33話
「そ、そんなことより! 僕は手柄を立てたんですよ!!」
「そんなことですって!?」
「ああ? 手柄ア?」
その会話に思わずびくりと身が竦む。
覚悟は決まっていたはずなのにと思うと、また悔しさに手をギュッと握るしかできない。
思わず俯いてしまったところで、光が遮られる。
「ほォ……」
恐る恐る顔を上げた先には、グレッグが見たこともないほど気味の悪い笑みを浮かべている姿があった。
悲鳴すら上げられず、私はただ息を呑む。
グレッグは私を見つめたまま、ぐっと馬車に乗り込んで顎を片手で掴んだ。
容赦のない力加減に思わず声が出そうになったけど、グレッグはまるで検品をするかのように私のことをあちこち見て、ホッと息を吐き出した。
「……いいだろう。てめエの今回のミスは我らがリウィアお嬢様を連れ戻したことで不問にしてやらぁ」
「ありがとう、グレッグ殿!!」
「けど、次にまた馬鹿な真似をしやがったら鉱山に売り飛ばすから覚悟しとけェ」
「あ、ああ、肝に銘じるよ……」
ぐいっと両腕を縛る布ごと掴まれて、乱暴に馬車から降ろされる。
地面に膝をついたその痛みに顔をしかめてしまったけれど、私を見たラモーナたちの表情の方が恐ろしくて痛みなどすぐどこかに行ってしまった。
「リウィア、あんた……!」
カトリンの傍らに立っていたラモーナが、足早に私に近づいて手を振り上げる。
ああ殴られる、そう思ってギュッと目を瞑って衝撃に耐える準備をした瞬間、パァンと乾いた音が派手に響いた。
「……?」
痛くない。殴られた音はしたはずなのに?
恐る恐る顔を上げると、そこには私を守るように立ちはだかったグレッグと頬を押さえるラモーナの姿があった。
(……どういうこと……?)
わけがわからなくて呆然としていると、同じように呆然とした表情を浮かべたラモーナが何かを言う前にグレッグが口を開く。

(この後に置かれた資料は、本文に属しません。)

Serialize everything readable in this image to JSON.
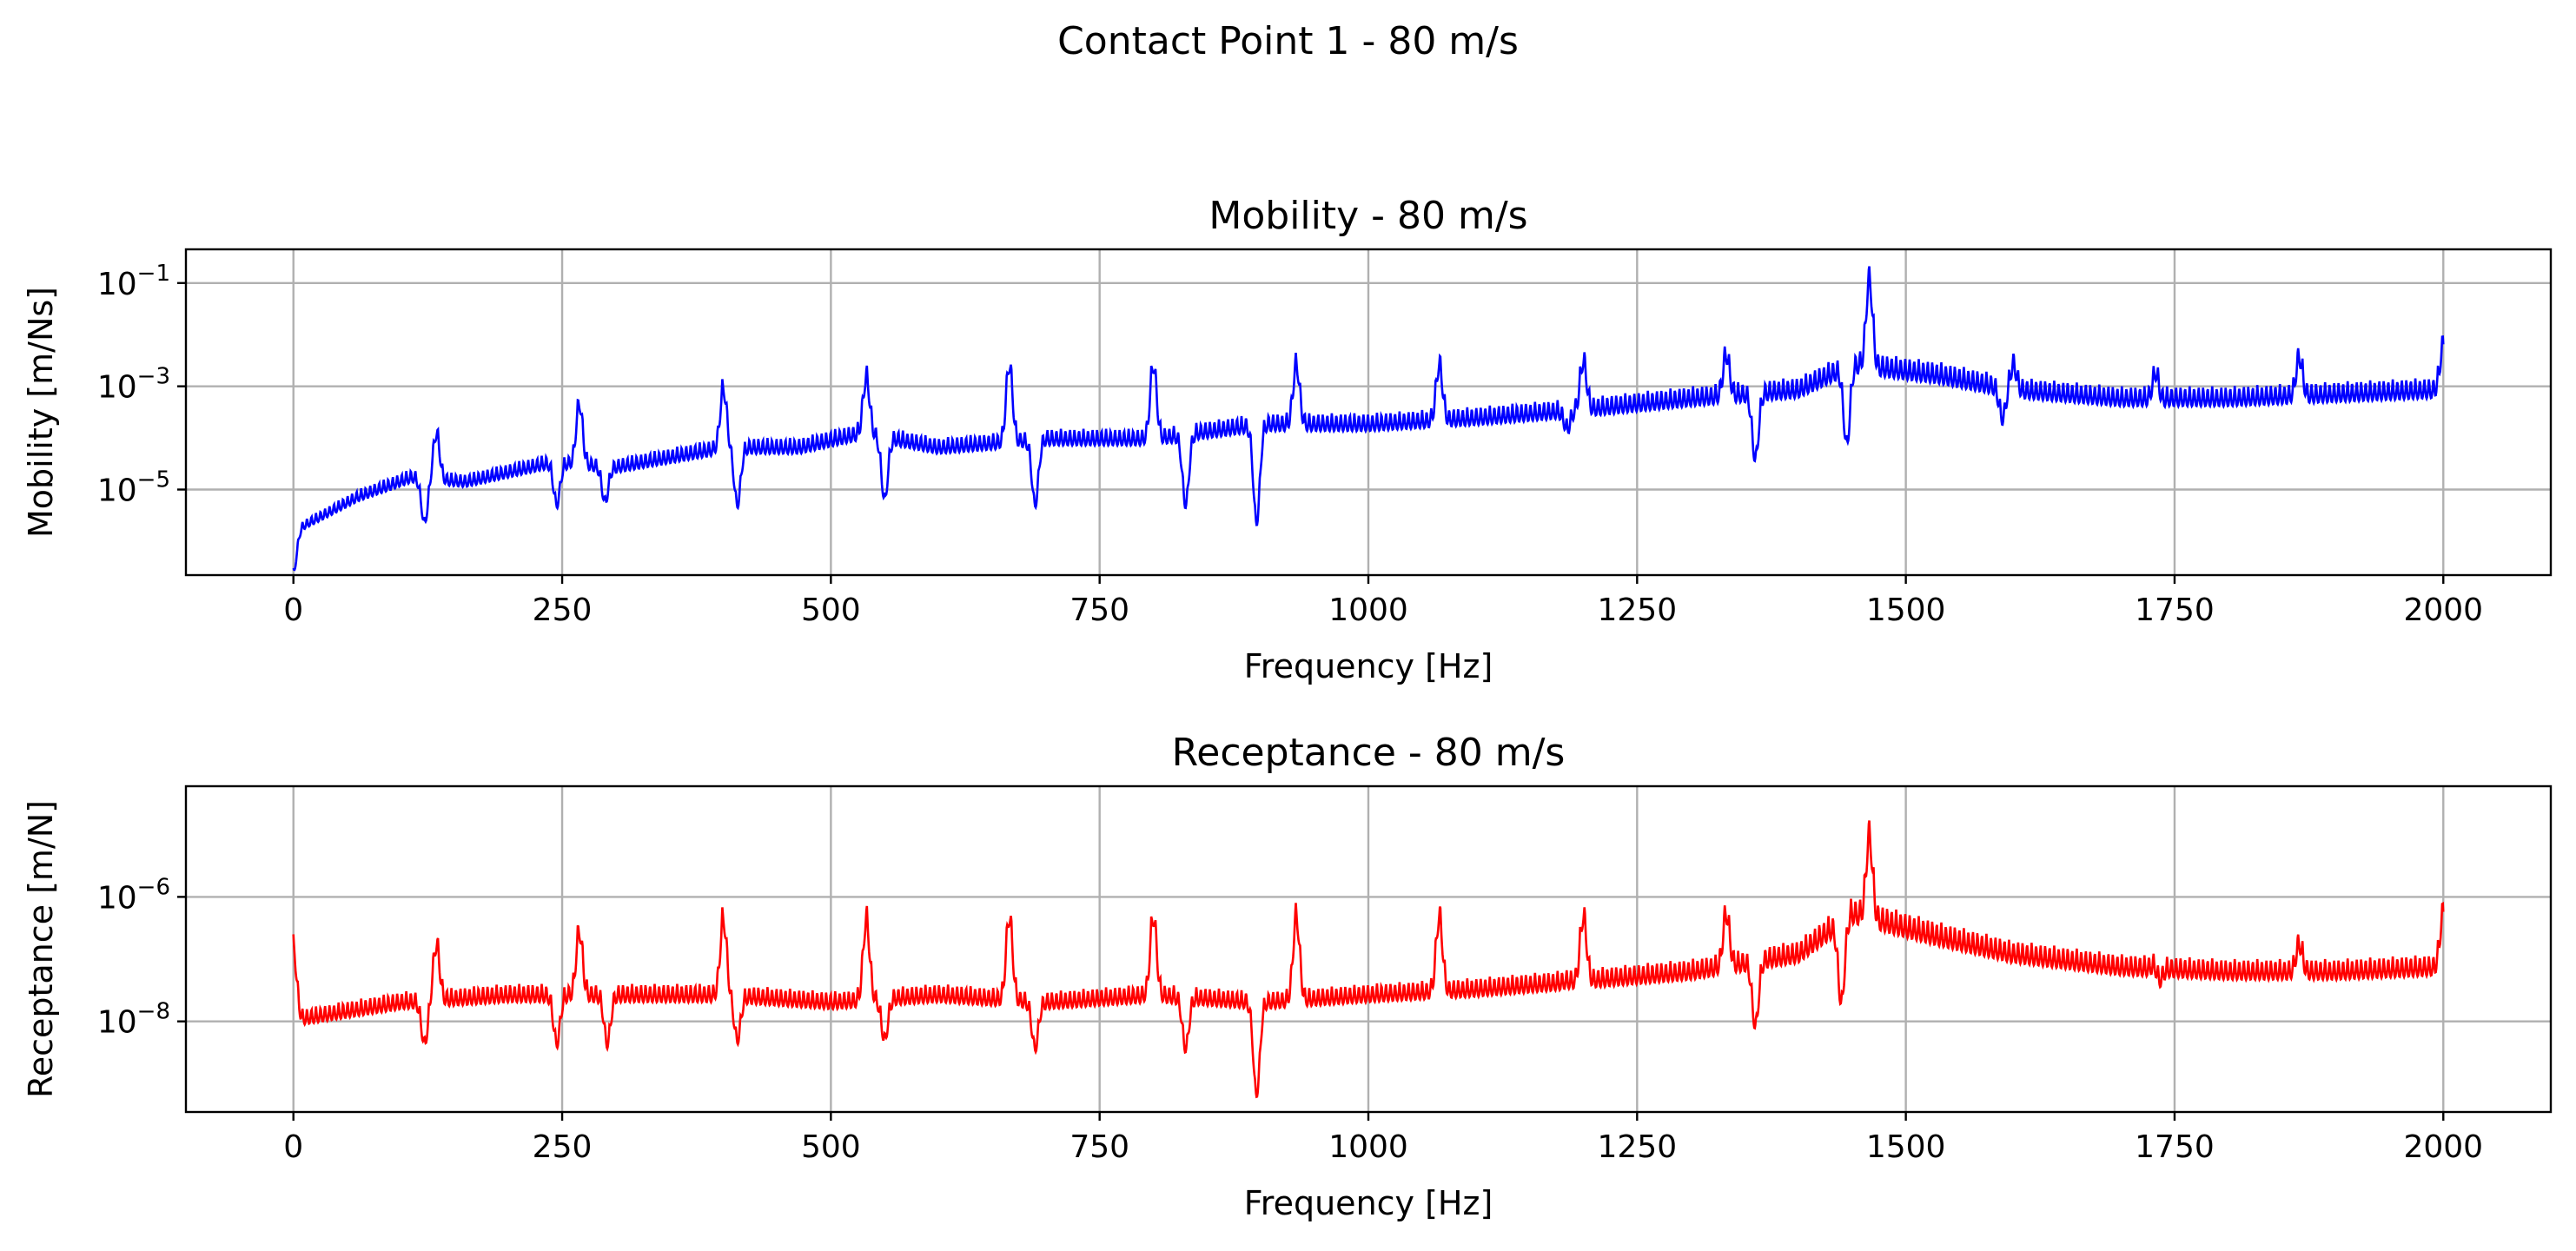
{
  "figure": {
    "title": "Contact Point 1 - 80 m/s"
  },
  "chart_data": [
    {
      "type": "line",
      "title": "Mobility - 80 m/s",
      "xlabel": "Frequency [Hz]",
      "ylabel": "Mobility [m/Ns]",
      "yscale": "log",
      "xlim": [
        -100,
        2100
      ],
      "ylim": [
        2.2e-07,
        0.45
      ],
      "xticks": [
        0,
        250,
        500,
        750,
        1000,
        1250,
        1500,
        1750,
        2000
      ],
      "xtick_labels": [
        "0",
        "250",
        "500",
        "750",
        "1000",
        "1250",
        "1500",
        "1750",
        "2000"
      ],
      "yticks": [
        1e-05,
        0.001,
        0.1
      ],
      "ytick_labels": [
        {
          "base": "10",
          "exp": "−5"
        },
        {
          "base": "10",
          "exp": "−3"
        },
        {
          "base": "10",
          "exp": "−1"
        }
      ],
      "grid": true,
      "color": "#0000ff",
      "series": [
        {
          "peaks": [
            {
              "x": 133,
              "y": 0.0002
            },
            {
              "x": 266,
              "y": 0.0008
            },
            {
              "x": 400,
              "y": 0.0016
            },
            {
              "x": 533,
              "y": 0.0028
            },
            {
              "x": 666,
              "y": 0.005
            },
            {
              "x": 800,
              "y": 0.005
            },
            {
              "x": 933,
              "y": 0.005
            },
            {
              "x": 1066,
              "y": 0.005
            },
            {
              "x": 1200,
              "y": 0.006
            },
            {
              "x": 1333,
              "y": 0.008
            },
            {
              "x": 1466,
              "y": 0.25
            },
            {
              "x": 1600,
              "y": 0.005
            },
            {
              "x": 1733,
              "y": 0.005
            },
            {
              "x": 1866,
              "y": 0.007
            },
            {
              "x": 2000,
              "y": 0.012
            }
          ],
          "antiresonances": [
            {
              "x": 0,
              "y": 3e-07
            },
            {
              "x": 122,
              "y": 3e-06
            },
            {
              "x": 245,
              "y": 7e-06
            },
            {
              "x": 290,
              "y": 8e-06
            },
            {
              "x": 413,
              "y": 7e-06
            },
            {
              "x": 550,
              "y": 9e-06
            },
            {
              "x": 690,
              "y": 7e-06
            },
            {
              "x": 830,
              "y": 7e-06
            },
            {
              "x": 896,
              "y": 3e-06
            },
            {
              "x": 1185,
              "y": 0.00025
            },
            {
              "x": 1360,
              "y": 6e-05
            },
            {
              "x": 1445,
              "y": 0.00012
            },
            {
              "x": 1590,
              "y": 0.0004
            },
            {
              "x": 1735,
              "y": 0.0006
            }
          ],
          "baseline": [
            {
              "x": 0,
              "y": 2e-06
            },
            {
              "x": 60,
              "y": 1e-05
            },
            {
              "x": 110,
              "y": 2.5e-05
            },
            {
              "x": 160,
              "y": 2e-05
            },
            {
              "x": 240,
              "y": 5e-05
            },
            {
              "x": 300,
              "y": 4e-05
            },
            {
              "x": 400,
              "y": 0.0001
            },
            {
              "x": 470,
              "y": 0.0001
            },
            {
              "x": 530,
              "y": 0.0002
            },
            {
              "x": 600,
              "y": 0.0001
            },
            {
              "x": 700,
              "y": 0.00015
            },
            {
              "x": 800,
              "y": 0.00015
            },
            {
              "x": 900,
              "y": 0.0003
            },
            {
              "x": 1000,
              "y": 0.0003
            },
            {
              "x": 1100,
              "y": 0.0004
            },
            {
              "x": 1200,
              "y": 0.0006
            },
            {
              "x": 1300,
              "y": 0.001
            },
            {
              "x": 1400,
              "y": 0.0015
            },
            {
              "x": 1450,
              "y": 0.005
            },
            {
              "x": 1530,
              "y": 0.003
            },
            {
              "x": 1600,
              "y": 0.0015
            },
            {
              "x": 1700,
              "y": 0.001
            },
            {
              "x": 1800,
              "y": 0.001
            },
            {
              "x": 2000,
              "y": 0.0015
            }
          ]
        }
      ]
    },
    {
      "type": "line",
      "title": "Receptance - 80 m/s",
      "xlabel": "Frequency [Hz]",
      "ylabel": "Receptance [m/N]",
      "yscale": "log",
      "xlim": [
        -100,
        2100
      ],
      "ylim": [
        3.5e-10,
        6e-05
      ],
      "xticks": [
        0,
        250,
        500,
        750,
        1000,
        1250,
        1500,
        1750,
        2000
      ],
      "xtick_labels": [
        "0",
        "250",
        "500",
        "750",
        "1000",
        "1250",
        "1500",
        "1750",
        "2000"
      ],
      "yticks": [
        1e-08,
        1e-06
      ],
      "ytick_labels": [
        {
          "base": "10",
          "exp": "−8"
        },
        {
          "base": "10",
          "exp": "−6"
        }
      ],
      "grid": true,
      "color": "#ff0000",
      "series": [
        {
          "peaks": [
            {
              "x": 0,
              "y": 2.5e-07
            },
            {
              "x": 133,
              "y": 3e-07
            },
            {
              "x": 266,
              "y": 5e-07
            },
            {
              "x": 400,
              "y": 8e-07
            },
            {
              "x": 533,
              "y": 8e-07
            },
            {
              "x": 666,
              "y": 9e-07
            },
            {
              "x": 800,
              "y": 9e-07
            },
            {
              "x": 933,
              "y": 9e-07
            },
            {
              "x": 1066,
              "y": 9e-07
            },
            {
              "x": 1200,
              "y": 9e-07
            },
            {
              "x": 1333,
              "y": 1e-06
            },
            {
              "x": 1466,
              "y": 2e-05
            },
            {
              "x": 1600,
              "y": 2e-07
            },
            {
              "x": 1733,
              "y": 2e-07
            },
            {
              "x": 1866,
              "y": 3e-07
            },
            {
              "x": 2000,
              "y": 1e-06
            }
          ],
          "antiresonances": [
            {
              "x": 122,
              "y": 6e-09
            },
            {
              "x": 245,
              "y": 6e-09
            },
            {
              "x": 292,
              "y": 6e-09
            },
            {
              "x": 413,
              "y": 7e-09
            },
            {
              "x": 550,
              "y": 7e-09
            },
            {
              "x": 690,
              "y": 5e-09
            },
            {
              "x": 830,
              "y": 5e-09
            },
            {
              "x": 896,
              "y": 8e-10
            },
            {
              "x": 1185,
              "y": 7e-08
            },
            {
              "x": 1360,
              "y": 1.2e-08
            },
            {
              "x": 1440,
              "y": 3e-08
            },
            {
              "x": 1735,
              "y": 5e-08
            }
          ],
          "baseline": [
            {
              "x": 0,
              "y": 1.5e-08
            },
            {
              "x": 100,
              "y": 3e-08
            },
            {
              "x": 200,
              "y": 4e-08
            },
            {
              "x": 300,
              "y": 4e-08
            },
            {
              "x": 400,
              "y": 4e-08
            },
            {
              "x": 500,
              "y": 3e-08
            },
            {
              "x": 600,
              "y": 4e-08
            },
            {
              "x": 700,
              "y": 3e-08
            },
            {
              "x": 800,
              "y": 4e-08
            },
            {
              "x": 900,
              "y": 3e-08
            },
            {
              "x": 1000,
              "y": 4e-08
            },
            {
              "x": 1100,
              "y": 5e-08
            },
            {
              "x": 1200,
              "y": 7e-08
            },
            {
              "x": 1300,
              "y": 1e-07
            },
            {
              "x": 1400,
              "y": 2e-07
            },
            {
              "x": 1450,
              "y": 1e-06
            },
            {
              "x": 1530,
              "y": 4e-07
            },
            {
              "x": 1600,
              "y": 2e-07
            },
            {
              "x": 1700,
              "y": 1.2e-07
            },
            {
              "x": 1800,
              "y": 1e-07
            },
            {
              "x": 1900,
              "y": 1e-07
            },
            {
              "x": 2000,
              "y": 1.2e-07
            }
          ]
        }
      ]
    }
  ]
}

「いい加減にしろ! これ以上おれの商品に傷をつけさせん!」
「な……なんですって!? 誰のおかげでアンタみたいなゴロツキ風情が貴族家に入り込めたと思ってンのよ! このあたしがいたからじゃあないの!!」
「ああ、ああ、そうだなあ。けどよ、その貴族家を紹介してやったのはおれだってことを忘れてねえか? どんだけ頭が弱くても切り札が育ちきる数年くらい我慢もできるかと思えばてんで使えなかった上に商品を二つもだめにするところだったんだ。今後は好き勝手にできると思うなよ」
吐き捨てるようなグレッグの言葉に、誰も理解が追いつかない。
いいや、理解はできている。
グレッグにとっては誰も彼もが駒であり、そして商品なんだという現実に反吐が出そうだ。
私はオルヘン伯爵家という財産を得るための〝鍵〟であり、私が継ぐ爵位とその次代を使って商売をするための〝商品〟だ。

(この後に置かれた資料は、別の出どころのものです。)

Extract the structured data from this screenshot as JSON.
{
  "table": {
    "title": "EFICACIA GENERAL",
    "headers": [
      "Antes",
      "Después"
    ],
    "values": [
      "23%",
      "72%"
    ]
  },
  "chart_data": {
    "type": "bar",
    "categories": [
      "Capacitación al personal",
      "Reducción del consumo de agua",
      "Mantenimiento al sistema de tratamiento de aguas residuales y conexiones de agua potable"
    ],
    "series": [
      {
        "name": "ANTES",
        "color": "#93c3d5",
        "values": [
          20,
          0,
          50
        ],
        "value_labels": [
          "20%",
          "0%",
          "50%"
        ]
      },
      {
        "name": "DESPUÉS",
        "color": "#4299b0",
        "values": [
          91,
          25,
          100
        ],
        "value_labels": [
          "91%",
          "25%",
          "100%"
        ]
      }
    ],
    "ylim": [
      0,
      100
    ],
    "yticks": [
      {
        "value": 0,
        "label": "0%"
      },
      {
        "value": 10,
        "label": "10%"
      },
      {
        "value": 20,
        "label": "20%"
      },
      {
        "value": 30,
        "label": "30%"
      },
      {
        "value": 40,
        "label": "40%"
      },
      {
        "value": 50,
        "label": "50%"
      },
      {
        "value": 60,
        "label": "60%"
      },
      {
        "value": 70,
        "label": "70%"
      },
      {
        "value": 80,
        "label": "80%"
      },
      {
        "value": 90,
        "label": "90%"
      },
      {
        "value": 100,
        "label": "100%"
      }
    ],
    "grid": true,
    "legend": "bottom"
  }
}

それを足がかりにして他の貴族たちとの繋がりを得たいのかもしれない。
カトリンは、その見目の良さから婚家からの支援金か何かを得るための〝商品〟だったのだろう。
フォーレ様に恋をして、身ごもってしまったから価値が下がったと言うのはそういうこと、よね?
そしてラモーナ。
彼女とは愛人関係で、少なからず情があると思っていたけれど……それも違うのか。
(どうして……なんでこんな、酷いことができるの)
私には理解できない。
いいえ、理解できなくていい話ばかりだった。
誰もが不満と疑念を隠せないまま、グレッグだけが機嫌良く腕を大きく広げた。
「ハッハア! おれはまだツキに見放されちゃいなかった。こいつさえいればなんとかなる! ラモーナ、いい子にしてろよ。今度こそお前の娘を見張ってろ。フォーレもだ。好き勝手すんじゃねえ」
「……」
「わ、わかったわよ……」
カトリンは呆然としていた。
そしてゆるゆると私を見て、怒りを滲ませた眼差しを向けてくる。
どうしてあの子はあんなにも、私を憎むのだろうか。
わからない。
何もわかりたくない。
「リウィアお嬢様も大人しくさえしていりゃあ大事に大事にして差し上げますよ。ええ、ええ、おれが放っておいたのが悪かった。あんなのが家族と、それから婚約者だと思えば逃げたくもなるよなあ」
くつくつと笑うグレッグは本当に楽しそうに私を見下ろす。
逃げ出してやろう、そうついさっきまで思っていたはずなのに――私はただ、今起きた出来事があまりにも衝撃的過ぎて、ただただぼうっとそれを眺めていることしかできなかった。